I left the desk in the old room because I found that I spent too much time sitting at it. If I am sitting at my desk I am not helping kids with their work. To do that I need to be near their work, at the students’ work stations, not mine. It has been 7 weeks of being desk-less, and I can say my classes are much better. Kids are more engaged, in part I think, because I am more engaged. I do not have a desk to retreat to, so I am teaching by wandering around. I don’t miss the desk, but my feet are sure more tired! 

Lets go to the library.

A question was asked at a staff meeting a few weeks ago that got me really thinking: should we require our freshmen to do their research without the Internet? The point was made that a professor at a local state university requires students to do research from books AND requires the students to actually produce the books! Of course no one could name the alleged old school professor, but several teachers were adamant the story is true, and that we need to prepare our students for the eventual requirement of this one professor. Even with Google students still need to know the Dewey Decimal system, a teacher offered.

I shook my head and listened, I wanted to really hear what my colleagues were saying. It seemed to me that these teachers love books, thick paper books, and they are concerned that students are being deprived of developing that love. They want students to be able to USE books. They want our freshmen to all go to the library and do a research paper using only books.
I pointed out that we have a very small library. There is no subject that we have near enough books that a handful of students could use as a source for a research paper, let alone ALL of the freshmen. In fact, ten years ago I was arguing that we needed Internet for the school because we could not afford to sufficiently stock a library. Sure there is a branch library just ten or so blocks away. But does anyone really want to spend the time it would realistically take to walk these students to the library and then teach them to use it? Just the walking time alone would be a huge time commitment, let alone the teaching time.
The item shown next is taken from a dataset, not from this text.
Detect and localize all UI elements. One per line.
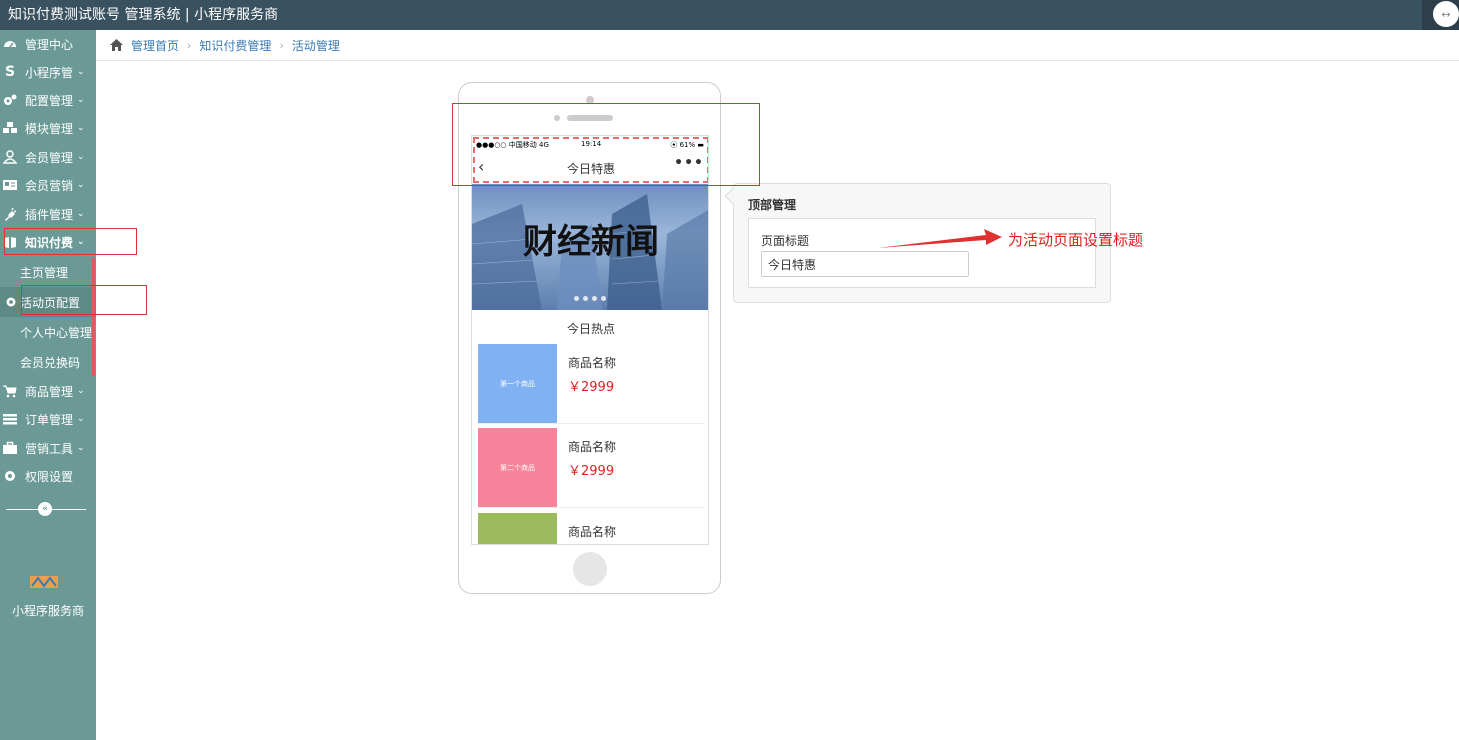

I pointed out that I had recently completed my masters degree and never went to a library the whole time. I used many, many books. A few of them I bought, but most I did not; I used online versions. In fact, I cannot remember the last time I was in a library. And I love books. Why in the world would we spend huge amounts of time to teach kids to research with paper books? For ONE alleged possible future professor?
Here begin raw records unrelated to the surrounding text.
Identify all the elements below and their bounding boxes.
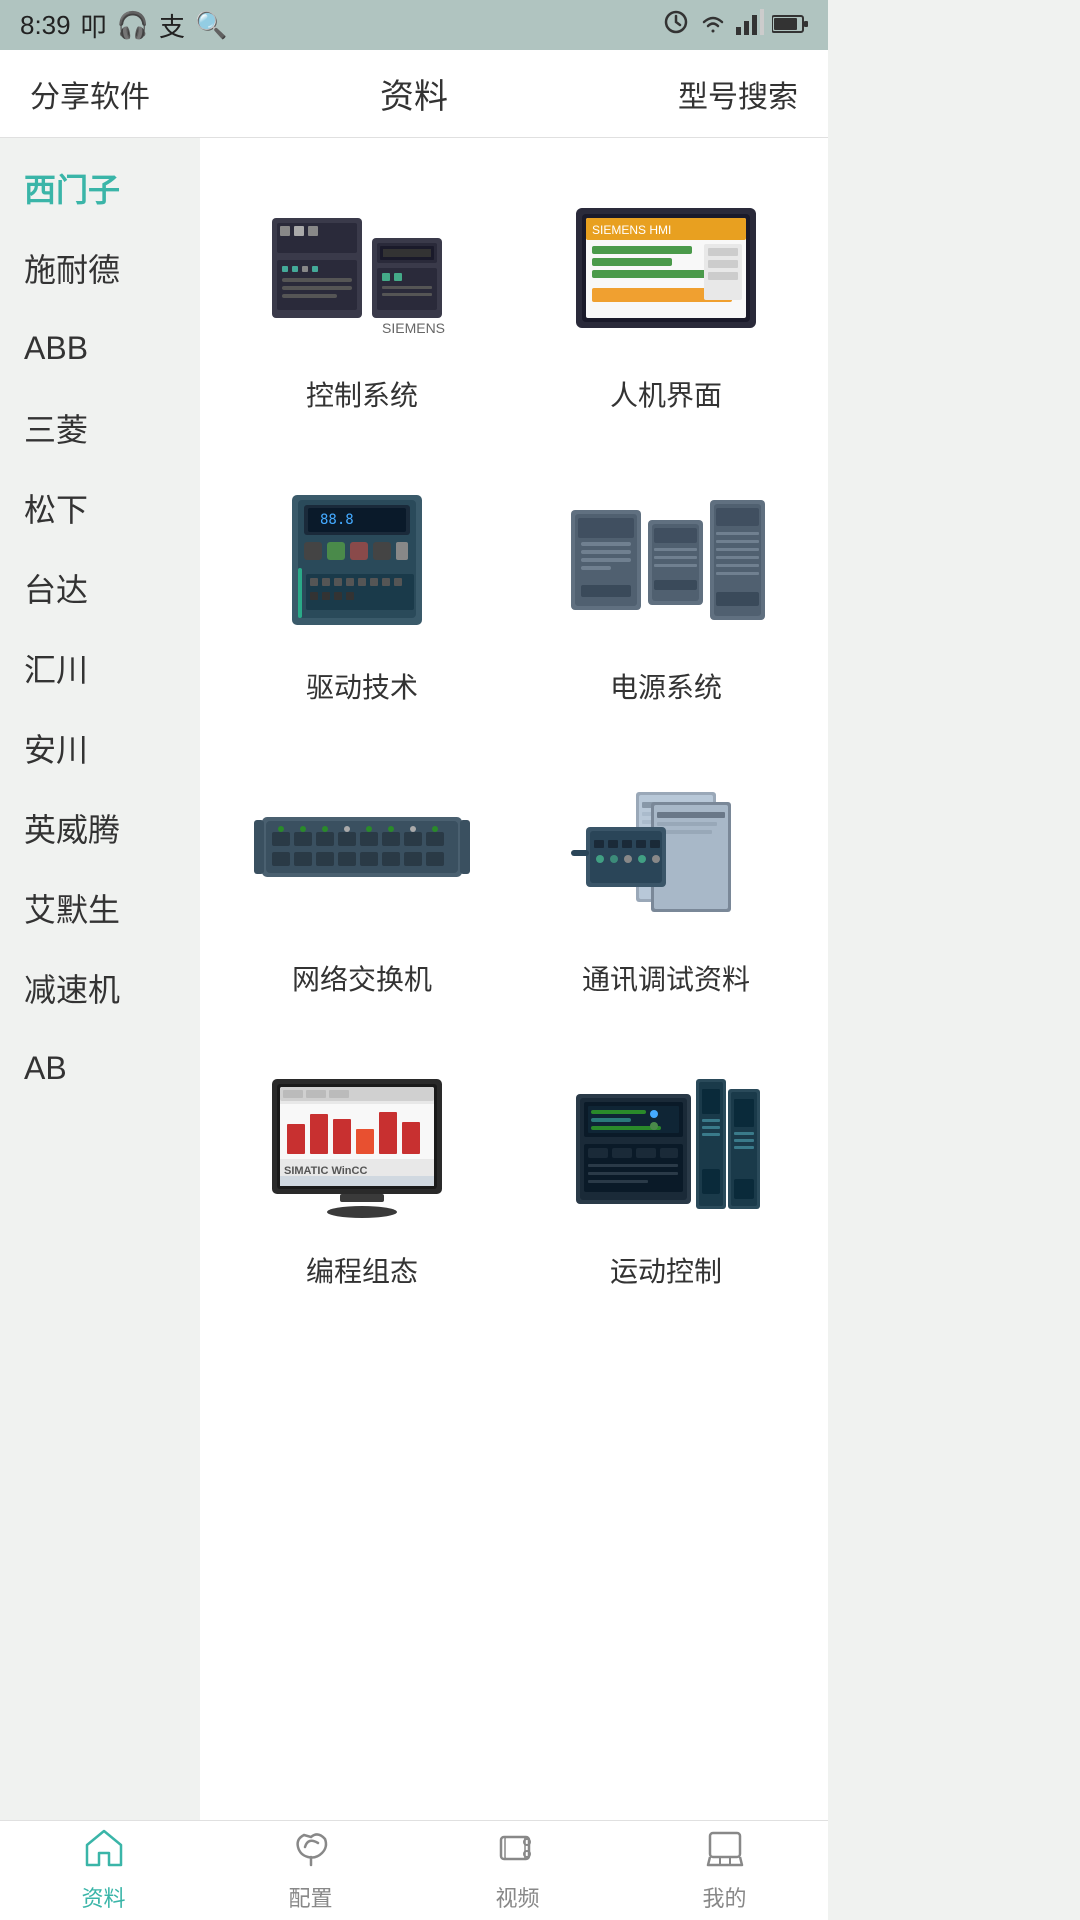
status-icon-msg: 🔍 <box>195 10 227 41</box>
bottom-tab-bar: 资料 配置 视频 <box>0 1820 828 1920</box>
tab-config[interactable]: 配置 <box>207 1829 414 1913</box>
control-system-image: SIEMENS <box>242 178 482 358</box>
programming-label: 编程组态 <box>306 1250 418 1290</box>
status-battery-icon <box>772 10 808 41</box>
sidebar-item-abb[interactable]: ABB <box>0 308 200 388</box>
tab-video[interactable]: 视频 <box>414 1829 621 1913</box>
status-left: 8:39 叩 🎧 支 🔍 <box>20 7 227 44</box>
tab-video-label: 视频 <box>495 1881 539 1913</box>
comm-debug-image <box>546 762 786 942</box>
sidebar-item-mitsubishi[interactable]: 三菱 <box>0 388 200 468</box>
motion-control-image <box>546 1054 786 1234</box>
network-switch-image <box>242 762 482 942</box>
category-drive[interactable]: 88.8 <box>220 450 504 722</box>
content-area: SIEMENS 控制系统 SIEMENS HMI <box>200 138 828 1820</box>
category-motion-control[interactable]: 运动控制 <box>524 1034 808 1306</box>
power-supply-image <box>546 470 786 650</box>
category-grid: SIEMENS 控制系统 SIEMENS HMI <box>220 158 808 1306</box>
sidebar-item-ab[interactable]: AB <box>0 1028 200 1108</box>
sidebar: 西门子 施耐德 ABB 三菱 松下 台达 汇川 安川 英威腾 艾默生 减速机 <box>0 138 200 1820</box>
sidebar-item-yaskawa[interactable]: 安川 <box>0 708 200 788</box>
motion-control-label: 运动控制 <box>610 1250 722 1290</box>
status-nfc-icon <box>662 8 690 43</box>
hmi-label: 人机界面 <box>610 374 722 414</box>
svg-text:SIEMENS: SIEMENS <box>382 320 445 336</box>
sidebar-item-reducer[interactable]: 减速机 <box>0 948 200 1028</box>
sidebar-item-panasonic[interactable]: 松下 <box>0 468 200 548</box>
status-icon-call: 叩 <box>81 7 107 44</box>
tab-config-icon <box>290 1829 332 1877</box>
status-signal-icon <box>736 9 764 42</box>
share-software-link[interactable]: 分享软件 <box>30 72 150 116</box>
top-nav: 分享软件 资料 型号搜索 <box>0 50 828 138</box>
sidebar-item-emerson[interactable]: 艾默生 <box>0 868 200 948</box>
hmi-image: SIEMENS HMI <box>546 178 786 358</box>
sidebar-item-invt[interactable]: 英威腾 <box>0 788 200 868</box>
tab-mine[interactable]: 我的 <box>621 1829 828 1913</box>
svg-text:88.8: 88.8 <box>320 512 354 528</box>
status-wifi-icon <box>698 9 728 42</box>
comm-debug-label: 通讯调试资料 <box>582 958 750 998</box>
sidebar-item-schneider[interactable]: 施耐德 <box>0 228 200 308</box>
category-network-switch[interactable]: 网络交换机 <box>220 742 504 1014</box>
main-layout: 西门子 施耐德 ABB 三菱 松下 台达 汇川 安川 英威腾 艾默生 减速机 <box>0 138 828 1820</box>
category-comm-debug[interactable]: 通讯调试资料 <box>524 742 808 1014</box>
status-icon-pay: 支 <box>159 7 185 44</box>
tab-mine-label: 我的 <box>702 1881 746 1913</box>
tab-config-label: 配置 <box>288 1881 332 1913</box>
sidebar-item-siemens[interactable]: 西门子 <box>0 148 200 228</box>
sidebar-item-delta[interactable]: 台达 <box>0 548 200 628</box>
tab-data-label: 资料 <box>81 1881 125 1913</box>
control-system-label: 控制系统 <box>306 374 418 414</box>
programming-image: SIMATIC WinCC <box>242 1054 482 1234</box>
tab-mine-icon <box>704 1829 746 1877</box>
tab-video-icon <box>497 1829 539 1877</box>
network-switch-label: 网络交换机 <box>292 958 432 998</box>
svg-text:SIMATIC WinCC: SIMATIC WinCC <box>284 1165 367 1177</box>
power-supply-label: 电源系统 <box>610 666 722 706</box>
drive-image: 88.8 <box>242 470 482 650</box>
status-right <box>662 8 808 43</box>
category-programming[interactable]: SIMATIC WinCC 编程组态 <box>220 1034 504 1306</box>
tab-data[interactable]: 资料 <box>0 1829 207 1913</box>
drive-label: 驱动技术 <box>306 666 418 706</box>
status-bar: 8:39 叩 🎧 支 🔍 <box>0 0 828 50</box>
tab-data-icon <box>83 1829 125 1877</box>
category-control-system[interactable]: SIEMENS 控制系统 <box>220 158 504 430</box>
svg-text:SIEMENS HMI: SIEMENS HMI <box>592 223 671 237</box>
category-power-supply[interactable]: 电源系统 <box>524 450 808 722</box>
status-time: 8:39 <box>20 10 71 41</box>
model-search-link[interactable]: 型号搜索 <box>678 72 798 116</box>
page-title: 资料 <box>380 69 448 118</box>
category-hmi[interactable]: SIEMENS HMI 人机界面 <box>524 158 808 430</box>
status-icon-headphone: 🎧 <box>117 10 149 41</box>
sidebar-item-inovance[interactable]: 汇川 <box>0 628 200 708</box>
A teacher asked me at lunch today if I thought if e-textbooks would ever really catch on. It was clear that she had been thinking about the library. And her struggles with technology. She confided that she hates lessons that involve computers. She never knows what will work and what won’t work. She doesn’t know what to do about it when things don’t work, and she has no one to turn to for help. She calls me, but she knows I have classes too, and simply can’t come help her.
So it seems the whole issues is not really about using books or not using books. It is about having reliable tools. Books are reliable. They usually don’t break. When they do break everyone knows what to do about it-get another book. It seems we put a bunch of computers in classrooms and didn’t consider what to do when they break. And teachers don’t like that.